The HistoryIn the fifties, in a country that rose back from Word War, a great creativity invaded every sector of culture and daily activities and, as such, also the artisan production of tailored made.
Under this influence finds birth the label, that only in the eighties will be so well defined as the Made in Italy. Tailors of that époque, not designers but artisans,were the true pioneers that conquered a market where it was commonly believed that male elegance could be supplied only from England whilst female’s from Paris. Their expertise characterised by a technique and an extremely precise and refined manual skills, combined with up to date textures, produced a fashion that imposed itself world-wide in cinema, politics and social life. Everyone wore exclusively Italian, in easy going and soft clothing where the combination of materials, colours, and dressmaking were often under discussion, fearless of any transgression.
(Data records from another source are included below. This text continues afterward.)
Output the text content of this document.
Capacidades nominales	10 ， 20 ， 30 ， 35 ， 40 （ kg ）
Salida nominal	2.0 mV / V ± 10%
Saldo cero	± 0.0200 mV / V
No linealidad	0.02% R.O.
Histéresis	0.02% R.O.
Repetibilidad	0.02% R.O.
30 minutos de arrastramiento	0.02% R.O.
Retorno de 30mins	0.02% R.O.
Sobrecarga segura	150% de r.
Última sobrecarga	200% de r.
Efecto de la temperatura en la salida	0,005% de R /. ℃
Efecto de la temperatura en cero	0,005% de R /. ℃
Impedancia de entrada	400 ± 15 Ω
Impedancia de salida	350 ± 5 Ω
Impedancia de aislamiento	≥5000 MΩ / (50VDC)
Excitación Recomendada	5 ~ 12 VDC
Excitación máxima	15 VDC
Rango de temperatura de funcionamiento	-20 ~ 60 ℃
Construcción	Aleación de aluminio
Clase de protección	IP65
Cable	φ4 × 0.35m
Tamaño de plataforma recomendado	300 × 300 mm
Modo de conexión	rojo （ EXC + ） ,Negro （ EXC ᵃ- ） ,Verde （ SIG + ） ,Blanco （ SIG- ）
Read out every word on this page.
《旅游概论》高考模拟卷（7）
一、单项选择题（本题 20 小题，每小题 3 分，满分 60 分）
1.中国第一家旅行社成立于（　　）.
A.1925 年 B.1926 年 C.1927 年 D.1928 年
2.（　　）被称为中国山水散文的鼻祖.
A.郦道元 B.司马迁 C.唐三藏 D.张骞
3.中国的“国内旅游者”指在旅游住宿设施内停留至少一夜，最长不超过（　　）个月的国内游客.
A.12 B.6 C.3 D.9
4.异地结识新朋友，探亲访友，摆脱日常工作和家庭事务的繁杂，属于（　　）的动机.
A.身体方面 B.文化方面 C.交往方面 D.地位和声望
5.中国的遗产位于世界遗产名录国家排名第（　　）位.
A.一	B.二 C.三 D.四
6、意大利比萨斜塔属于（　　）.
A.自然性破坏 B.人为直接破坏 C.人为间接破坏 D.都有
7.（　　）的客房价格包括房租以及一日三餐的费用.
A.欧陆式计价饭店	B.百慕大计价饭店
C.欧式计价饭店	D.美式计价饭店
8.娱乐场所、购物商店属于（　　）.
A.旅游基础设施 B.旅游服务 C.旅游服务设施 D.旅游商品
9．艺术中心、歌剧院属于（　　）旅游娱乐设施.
In this atmosphere came by the seventies, period that saw the emerging of a new profession yet unknown to the Italian culture, the STYLIST-DESIGNER who took care of the ready to wear fashion. |
The tailored suit was considered hence on as a privilege of who could afford its cost. Individual labour, the hand labour, was overcame by the industrial one. The tailoring trade, the one made with a needle and with scissors, lost its significance and was deprived of any economic capacity; yet these master tailors and artisans, lovers of their own trade, continue to hand on the Italian Style world-wide. Again in the eighties, there was a triumph of the Italian fashion. In the nineties a new way of conceiving fashion became more pressing; the recognition of the artisan merits was combined with an industrial production characterised by a limited number of pieces produced embodying the precision and the taking care of the detail, typical of the artisan world. Even if late, the conviction that manual labour only can produce style started to impose itself.